Yo tenía una granja en África al pie de los montes de Ngong… Parte de los recuerdos queridos de Karen Blixen se quedaron allí. Podía empezar igual: Tuve una casa en Portugalete… Era tan bonita que, en mi cabeza, nunca entró la posibilidad de marcharme de allí. La vida cambia los deseos y, ahora, estoy en un pequeño apartamento de alquiler muy agradable, con una terraza que, si me asomo, veo a lo lejos un trocito de mar y barcos. En la casa de Portugalete todo era cielo, mar y moqueta roja.

Han pasado tres años tranquilos. No tengo moqueta roja. La tarima es de madera y encima hay dos alfombras grises. Normalidad. De mi casa antigua tengo la mesa de escritorio, el ordenador, la silla, un sofá blanco y un cuadro.

He aprendido a desprenderme de todo con una cierta conformidad. Miento sin saber que miento. Me gustaría recuperar muchos libros tirados al contenedor, lámparas que no volverán a tener bombillas. Copas, cucharas y fuentes. Objetos que ahora se ahogarían en el espacio pequeño de mi nueva casa. Los añoro y guardo silencio. Estoy en un momento de serenidad blanco. Sé que dentro del blanco están todos los colores, ahora no los veo. Sin dar permiso a mi cabeza, los colores giran y se hacen visibles ante mí. El gris no está nunca en el arco iris. Mi blanco sigue girando y al fin se para en el tono más bonito: el rojo. De pronto, sin pensamientos antiguos, como una bruma, vuelve al presente la moqueta roja. Necesito recuperar el rojo para conseguir serenidad.
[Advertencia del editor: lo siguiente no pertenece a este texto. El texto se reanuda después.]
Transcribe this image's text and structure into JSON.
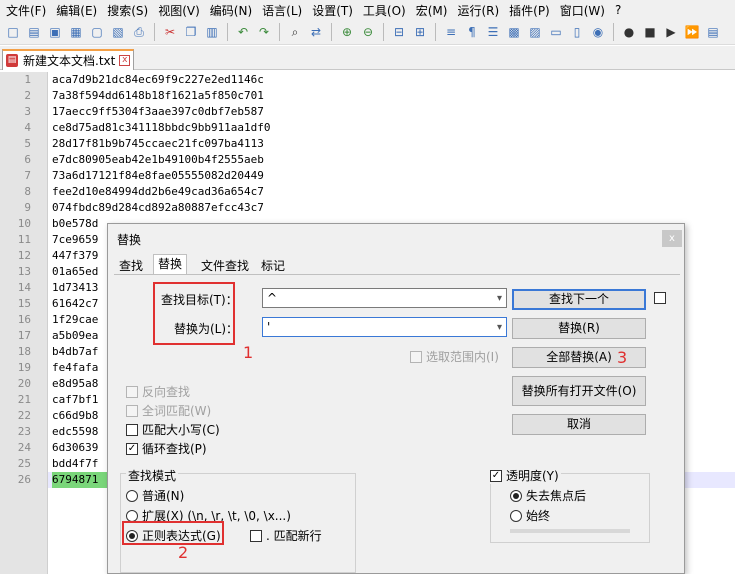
{
  "menu": [
    "文件(F)",
    "编辑(E)",
    "搜索(S)",
    "视图(V)",
    "编码(N)",
    "语言(L)",
    "设置(T)",
    "工具(O)",
    "宏(M)",
    "运行(R)",
    "插件(P)",
    "窗口(W)",
    "?"
  ],
  "tab": {
    "label": "新建文本文档.txt",
    "close": "x"
  },
  "lines": [
    "aca7d9b21dc84ec69f9c227e2ed1146c",
    "7a38f594dd6148b18f1621a5f850c701",
    "17aecc9ff5304f3aae397c0dbf7eb587",
    "ce8d75ad81c341118bbdc9bb911aa1df0",
    "28d17f81b9b745ccaec21fc097ba4113",
    "e7dc80905eab42e1b49100b4f2555aeb",
    "73a6d17121f84e8fae05555082d20449",
    "fee2d10e84994dd2b6e49cad36a654c7",
    "074fbdc89d284cd892a80887efcc43c7",
    "b0e578d",
    "7ce9659",
    "447f379",
    "01a65ed",
    "1d73413",
    "61642c7",
    "1f29cae",
    "a5b09ea",
    "b4db7af",
    "fe4fafa",
    "e8d95a8",
    "caf7bf1",
    "c66d9b8",
    "edc5598",
    "6d30639",
    "bdd4f7f",
    "6794871"
  ],
  "dialog": {
    "title": "替换",
    "close": "x",
    "tabs": [
      "查找",
      "替换",
      "文件查找",
      "标记"
    ],
    "find_label": "查找目标(T)：",
    "find_value": "^",
    "replace_label": "替换为(L)：",
    "replace_value": "'",
    "in_selection": "选取范围内(I)",
    "buttons": {
      "find_next": "查找下一个",
      "replace": "替换(R)",
      "replace_all": "全部替换(A)",
      "replace_all_open": "替换所有打开文件(O)",
      "cancel": "取消"
    },
    "options": {
      "backward": "反向查找",
      "whole_word": "全词匹配(W)",
      "match_case": "匹配大小写(C)",
      "wrap": "循环查找(P)"
    },
    "search_mode": {
      "title": "查找模式",
      "normal": "普通(N)",
      "extended": "扩展(X) (\\n, \\r, \\t, \\0, \\x...)",
      "regex": "正则表达式(G)",
      "dot_newline": ". 匹配新行"
    },
    "transparency": {
      "title": "透明度(Y)",
      "on_lose_focus": "失去焦点后",
      "always": "始终"
    }
  },
  "annotations": [
    "1",
    "2",
    "3"
  ]
}
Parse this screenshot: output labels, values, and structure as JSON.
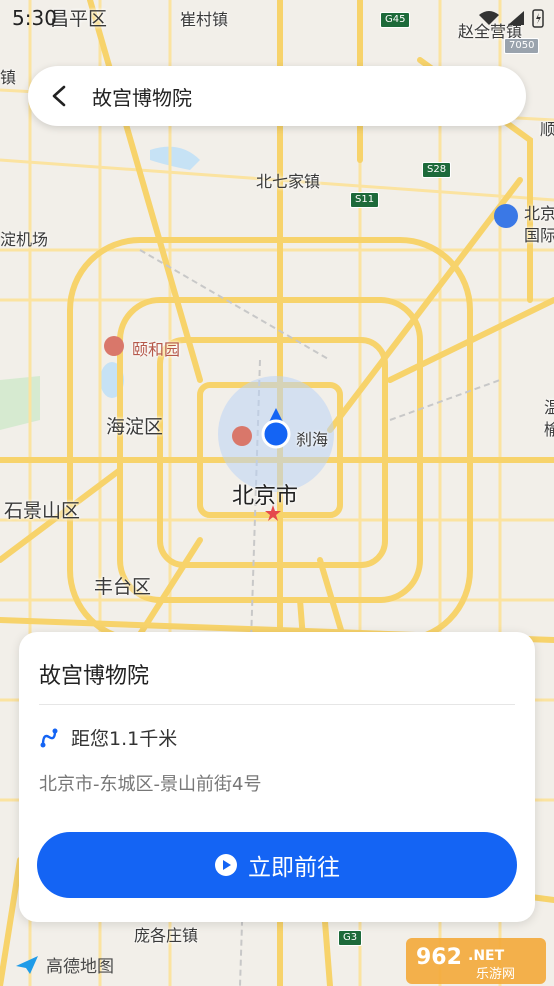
{
  "status_bar": {
    "time": "5:30"
  },
  "search": {
    "query": "故宫博物院"
  },
  "map_labels": {
    "changping": "昌平区",
    "cuicun": "崔村镇",
    "zhaoquanying": "赵全营镇",
    "beiqijia": "北七家镇",
    "beijing_airport": "北京",
    "airport_line2": "国际",
    "airfield": "淀机场",
    "summer_palace": "颐和园",
    "haidian": "海淀区",
    "shichahai": "刹海",
    "beijing_city": "北京市",
    "shijingshan": "石景山区",
    "fengtai": "丰台区",
    "panggezhuang": "庞各庄镇",
    "shun": "顺",
    "wen": "温",
    "ke": "榆",
    "left_zhen": "镇"
  },
  "road_shields": {
    "g45": "G45",
    "s28": "S28",
    "s11": "S11",
    "g3": "G3",
    "g505": "7050"
  },
  "poi_card": {
    "title": "故宫博物院",
    "distance": "距您1.1千米",
    "address": "北京市-东城区-景山前街4号",
    "go_button": "立即前往"
  },
  "map_brand": "高德地图",
  "watermark": {
    "number": "962",
    "tld": ".NET",
    "site": "乐游网"
  },
  "colors": {
    "accent": "#1464f4",
    "road_major": "#f7d36b",
    "road_minor": "#fbe3a0"
  }
}
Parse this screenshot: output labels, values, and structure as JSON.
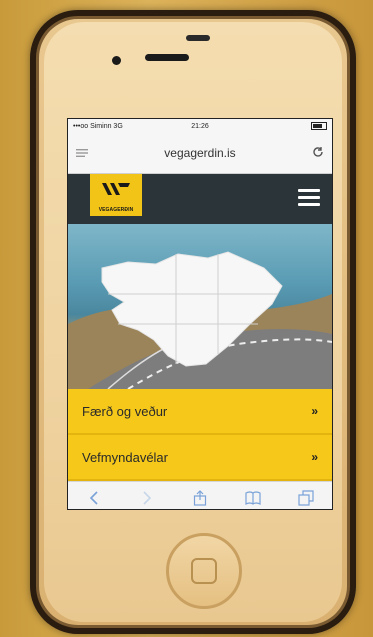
{
  "status_bar": {
    "carrier": "•••oo Siminn 3G",
    "time": "21:26"
  },
  "address_bar": {
    "url": "vegagerdin.is"
  },
  "header": {
    "logo_text": "VEGAGERÐIN",
    "menu_icon": "hamburger-icon"
  },
  "hero": {
    "image": "iceland-map-road-photo"
  },
  "nav": {
    "items": [
      {
        "label": "Færð og veður",
        "arrow": "»"
      },
      {
        "label": "Vefmyndavélar",
        "arrow": "»"
      }
    ]
  },
  "toolbar": {
    "icons": [
      "back-icon",
      "forward-icon",
      "share-icon",
      "bookmarks-icon",
      "tabs-icon"
    ]
  },
  "colors": {
    "accent": "#f5c81a",
    "header_bg": "#2b3439"
  }
}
Siento que me he traicionado a mí misma y un pensador –creo que griego– decía: No puede haber virtud en la traición.

La moqueta roja grita en un silencio que me estrangula. Quiero volver al rojo. Tengo el síndrome de la moqueta roja. Lo acepto, es el síndrome de recuperar mis colores. No sé el tiempo que me queda por vivir, quiero pisar en el color rojo. Si es un síndrome, los síndromes se curan cuando se logra lo que se desea.
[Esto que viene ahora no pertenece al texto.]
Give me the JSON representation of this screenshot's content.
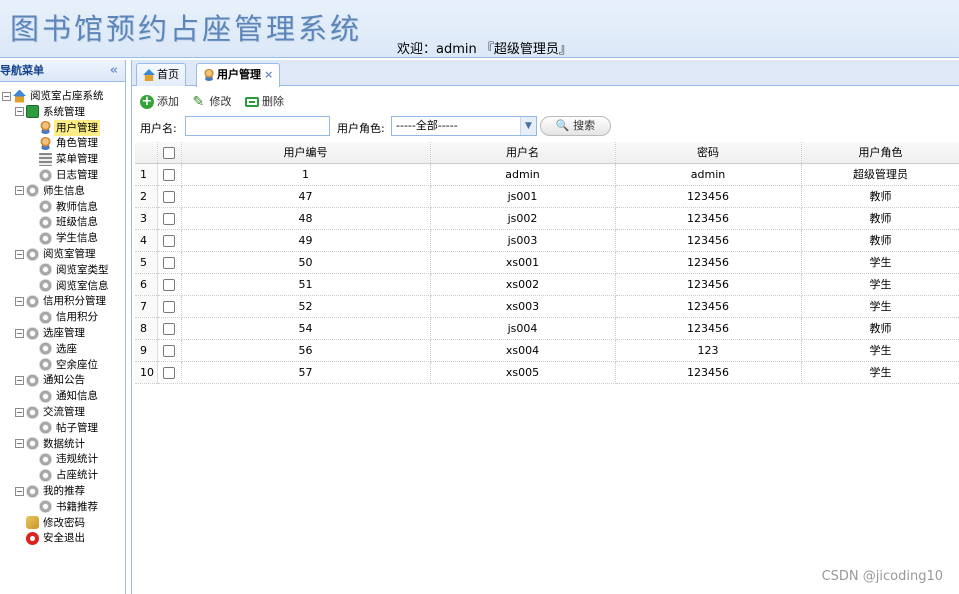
{
  "header": {
    "app_title": "图书馆预约占座管理系统",
    "welcome": "欢迎：admin 『超级管理员』"
  },
  "nav": {
    "title": "导航菜单",
    "collapse_glyph": "«",
    "tree": [
      {
        "label": "阅览室占座系统",
        "icon": "home-icon"
      },
      {
        "label": "系统管理",
        "icon": "book-icon"
      },
      {
        "label": "用户管理",
        "icon": "user-icon",
        "selected": true
      },
      {
        "label": "角色管理",
        "icon": "users-icon"
      },
      {
        "label": "菜单管理",
        "icon": "menu-icon"
      },
      {
        "label": "日志管理",
        "icon": "gear-icon"
      },
      {
        "label": "师生信息",
        "icon": "gear-icon"
      },
      {
        "label": "教师信息",
        "icon": "gear-icon"
      },
      {
        "label": "班级信息",
        "icon": "gear-icon"
      },
      {
        "label": "学生信息",
        "icon": "gear-icon"
      },
      {
        "label": "阅览室管理",
        "icon": "gear-icon"
      },
      {
        "label": "阅览室类型",
        "icon": "gear-icon"
      },
      {
        "label": "阅览室信息",
        "icon": "gear-icon"
      },
      {
        "label": "信用积分管理",
        "icon": "gear-icon"
      },
      {
        "label": "信用积分",
        "icon": "gear-icon"
      },
      {
        "label": "选座管理",
        "icon": "gear-icon"
      },
      {
        "label": "选座",
        "icon": "gear-icon"
      },
      {
        "label": "空余座位",
        "icon": "gear-icon"
      },
      {
        "label": "通知公告",
        "icon": "gear-icon"
      },
      {
        "label": "通知信息",
        "icon": "gear-icon"
      },
      {
        "label": "交流管理",
        "icon": "gear-icon"
      },
      {
        "label": "帖子管理",
        "icon": "gear-icon"
      },
      {
        "label": "数据统计",
        "icon": "gear-icon"
      },
      {
        "label": "违规统计",
        "icon": "gear-icon"
      },
      {
        "label": "占座统计",
        "icon": "gear-icon"
      },
      {
        "label": "我的推荐",
        "icon": "gear-icon"
      },
      {
        "label": "书籍推荐",
        "icon": "gear-icon"
      },
      {
        "label": "修改密码",
        "icon": "key-icon"
      },
      {
        "label": "安全退出",
        "icon": "exit-icon"
      }
    ]
  },
  "tabs": [
    {
      "label": "首页",
      "icon": "home-icon"
    },
    {
      "label": "用户管理",
      "icon": "user-icon",
      "close": "×"
    }
  ],
  "toolbar": {
    "add": "添加",
    "edit": "修改",
    "delete": "删除"
  },
  "search": {
    "username_label": "用户名:",
    "username_value": "",
    "role_label": "用户角色:",
    "role_value": "-----全部-----",
    "button": "搜索"
  },
  "grid": {
    "columns": [
      "用户编号",
      "用户名",
      "密码",
      "用户角色"
    ],
    "rows": [
      {
        "n": "1",
        "id": "1",
        "name": "admin",
        "pwd": "admin",
        "role": "超级管理员"
      },
      {
        "n": "2",
        "id": "47",
        "name": "js001",
        "pwd": "123456",
        "role": "教师"
      },
      {
        "n": "3",
        "id": "48",
        "name": "js002",
        "pwd": "123456",
        "role": "教师"
      },
      {
        "n": "4",
        "id": "49",
        "name": "js003",
        "pwd": "123456",
        "role": "教师"
      },
      {
        "n": "5",
        "id": "50",
        "name": "xs001",
        "pwd": "123456",
        "role": "学生"
      },
      {
        "n": "6",
        "id": "51",
        "name": "xs002",
        "pwd": "123456",
        "role": "学生"
      },
      {
        "n": "7",
        "id": "52",
        "name": "xs003",
        "pwd": "123456",
        "role": "学生"
      },
      {
        "n": "8",
        "id": "54",
        "name": "js004",
        "pwd": "123456",
        "role": "教师"
      },
      {
        "n": "9",
        "id": "56",
        "name": "xs004",
        "pwd": "123",
        "role": "学生"
      },
      {
        "n": "10",
        "id": "57",
        "name": "xs005",
        "pwd": "123456",
        "role": "学生"
      }
    ]
  },
  "watermark": "CSDN @jicoding10",
  "colors": {
    "header_bg": "#dbe8f7",
    "border": "#99bbe8",
    "selected_bg": "#fbec88",
    "title": "#5d86b8"
  }
}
He vivido estos años feliz con dos alfombras grises y, en ningún momento, he pensado en la posibilidad de cambiar. Además –tengo que recordármelo–, los cambios bruscos no me gustan. Debe ser otro sino. Hasta me asustan los políticos que continuamente cambian de chaqueta, la adaptan a su cuerpo y se olvidan de la chaqueta anterior. No quiero ser chaquetera.
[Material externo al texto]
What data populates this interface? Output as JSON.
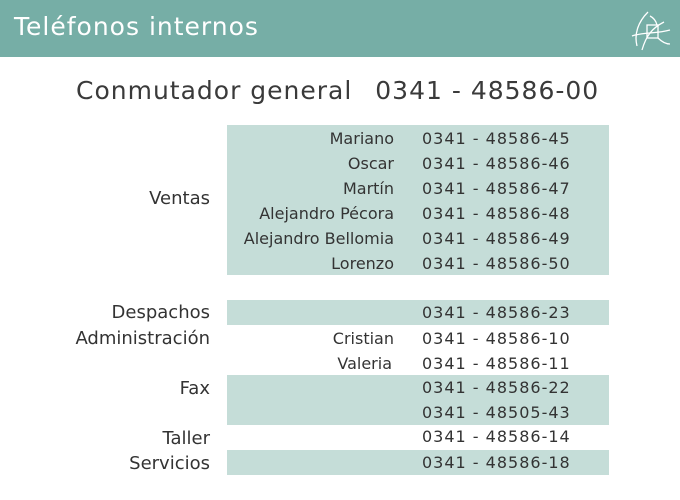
{
  "header": {
    "title": "Teléfonos internos",
    "logo_icon": "abstract-line-logo-icon",
    "background": "#76aea6"
  },
  "switchboard": {
    "label": "Conmutador general",
    "number": "0341 - 48586-00"
  },
  "colors": {
    "band": "#c5ddd8",
    "text": "#333333"
  },
  "departments": [
    {
      "name": "Ventas",
      "entries": [
        {
          "name": "Mariano",
          "phone": "0341 - 48586-45"
        },
        {
          "name": "Oscar",
          "phone": "0341 - 48586-46"
        },
        {
          "name": "Martín",
          "phone": "0341 - 48586-47"
        },
        {
          "name": "Alejandro Pécora",
          "phone": "0341 - 48586-48"
        },
        {
          "name": "Alejandro Bellomia",
          "phone": "0341 - 48586-49"
        },
        {
          "name": "Lorenzo",
          "phone": "0341 - 48586-50"
        }
      ]
    },
    {
      "name": "Despachos",
      "entries": [
        {
          "name": "",
          "phone": "0341 - 48586-23"
        }
      ]
    },
    {
      "name": "Administración",
      "entries": [
        {
          "name": "Cristian",
          "phone": "0341 - 48586-10"
        },
        {
          "name": "Valeria",
          "phone": "0341 - 48586-11"
        }
      ]
    },
    {
      "name": "Fax",
      "entries": [
        {
          "name": "",
          "phone": "0341 - 48586-22"
        },
        {
          "name": "",
          "phone": "0341 - 48505-43"
        }
      ]
    },
    {
      "name": "Taller",
      "entries": [
        {
          "name": "",
          "phone": "0341 - 48586-14"
        }
      ]
    },
    {
      "name": "Servicios",
      "entries": [
        {
          "name": "",
          "phone": "0341 - 48586-18"
        }
      ]
    }
  ]
}
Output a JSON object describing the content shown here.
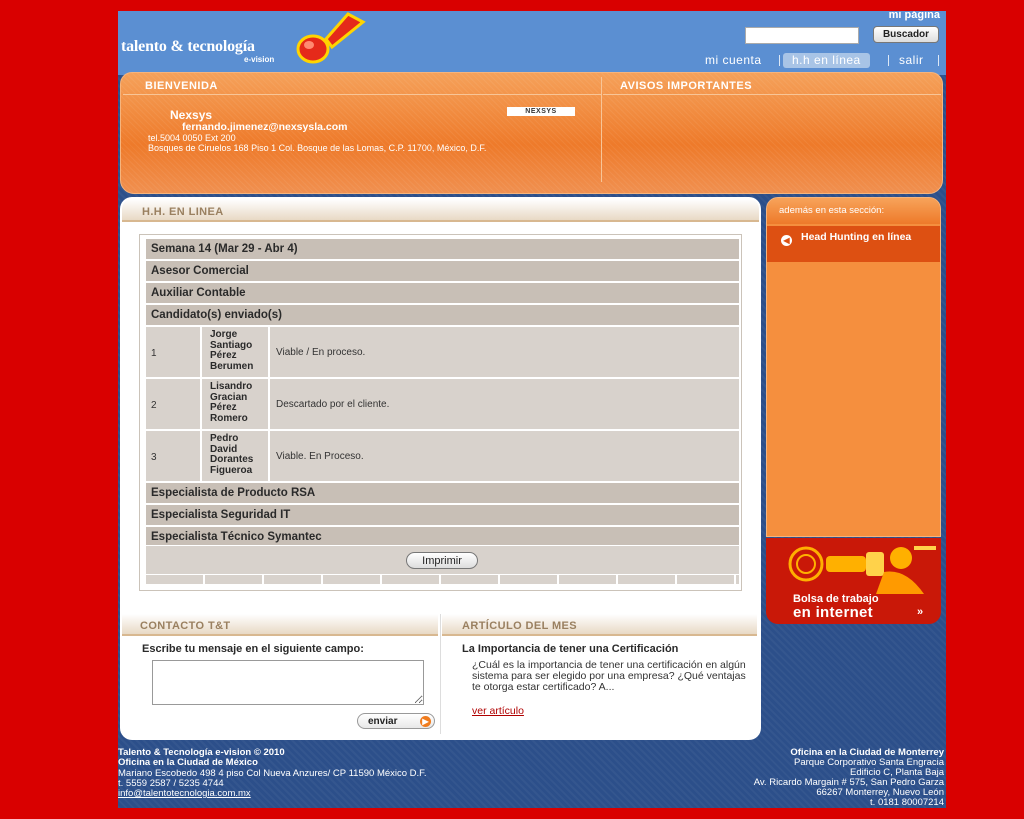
{
  "header": {
    "logo_text": "talento & tecnología",
    "logo_sub": "e-vision",
    "my_page": "mi página",
    "search_placeholder": "",
    "search_button": "Buscador",
    "nav": [
      "mi cuenta",
      "h.h en línea",
      "salir"
    ]
  },
  "welcome": {
    "heading": "BIENVENIDA",
    "notices_heading": "AVISOS IMPORTANTES",
    "company": "Nexsys",
    "email": "fernando.jimenez@nexsysla.com",
    "phone": "tel.5004 0050 Ext 200",
    "address": "Bosques de Ciruelos 168 Piso 1 Col. Bosque de las Lomas, C.P. 11700, México, D.F.",
    "company_logo": "NEXSYS"
  },
  "hh": {
    "heading": "H.H. EN LINEA",
    "week": "Semana 14 (Mar 29 - Abr 4)",
    "positions_top": [
      "Asesor Comercial",
      "Auxiliar Contable"
    ],
    "candidates_label": "Candidato(s) enviado(s)",
    "candidates": [
      {
        "num": "1",
        "name": "Jorge Santiago Pérez Berumen",
        "status": "Viable / En proceso."
      },
      {
        "num": "2",
        "name": "Lisandro Gracian Pérez Romero",
        "status": "Descartado por el cliente."
      },
      {
        "num": "3",
        "name": "Pedro David Dorantes Figueroa",
        "status": "Viable. En Proceso."
      }
    ],
    "positions_bottom": [
      "Especialista de Producto RSA",
      "Especialista Seguridad IT",
      "Especialista Técnico Symantec"
    ],
    "print_button": "Imprimir"
  },
  "contact": {
    "heading": "CONTACTO T&T",
    "label": "Escribe tu mensaje en el siguiente campo:",
    "send_button": "enviar"
  },
  "article": {
    "heading": "ARTÍCULO DEL MES",
    "title": "La Importancia de tener una Certificación",
    "text": "¿Cuál es la importancia de tener una certificación en algún sistema para ser elegido por una empresa? ¿Qué ventajas te otorga estar certificado? A...",
    "link": "ver artículo"
  },
  "sidebar": {
    "heading": "además en esta sección:",
    "item": "Head Hunting en línea",
    "banner_line1": "Bolsa de trabajo",
    "banner_line2": "en internet",
    "banner_arrow": "»"
  },
  "footer": {
    "left": [
      "Talento & Tecnología e-vision © 2010",
      "Oficina en la Ciudad de México",
      "Mariano Escobedo 498 4 piso Col Nueva Anzures/ CP 11590 México D.F.",
      "t. 5559 2587 / 5235 4744",
      "info@talentotecnologia.com.mx"
    ],
    "right": [
      "Oficina en la Ciudad de Monterrey",
      "Parque Corporativo Santa Engracia",
      "Edificio C, Planta Baja",
      "Av. Ricardo Margain # 575, San Pedro Garza",
      "66267 Monterrey, Nuevo León",
      "t. 0181 80007214"
    ]
  },
  "colors": {
    "background": "#d90000",
    "page": "#2c4f8a",
    "header": "#5b8fd2",
    "orange": "#f08838"
  }
}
Estoy enferma. Necesito pensar en otra cosa. La moqueta roja empieza a producirme sarpullido porque es un síndrome. Un estado anormal. Pienso y vuelvo a pensar en una solución sencilla. No la hay.

Pongo mi pensamiento en blanco. Dificilísimo. Lo intento con todas mis fuerzas, pero el blanco es la unidad de todos los colores. Empieza a girar, como una ruleta de casino y la bolita, mi segundo de instante se queda fija en el rojo.

Ignoro lo que dura un síndrome, pero me preocupa la fijación de mi pensamiento. Quizás tenga fiebre, o quizás el calor, ha entrado para quedarse en mi casa, como un sol rojo, rojísimo.

Es invierno, el calendario está rojo de frío. Parece normal tener estos síntomas de demencia en el mes de febrero. No quiero pastillas de olvido, porque el recuerdo de las alfombras rojas me hace sonreír sola, como si me estuviera comiendo una trufa de exquisito chocolate con placer.

Han pasado tres meses desde que empecé a escribir este artículo. La tierra está loca. En Siria y en Turquía, miles de muertos. Continúa la guerra en Ucrania, más muertos. En nuestro país sigue la polémica del sí es sí. Igual, cuando se publique este artículo, ya se han puesto de acuerdo. Es una vulgaridad, ante tanto dolor, decir que he conseguido lo que quería. He comprado alfombras rojas. Se fue el síndrome y, ahora, me envuelve la dulce sensación de siempre. Después de cincuenta años pisando el rojo, no me podía acostumbrar al gris.

He dejado de soñar con los colores, porque al fin mi vida ha recuperado el color.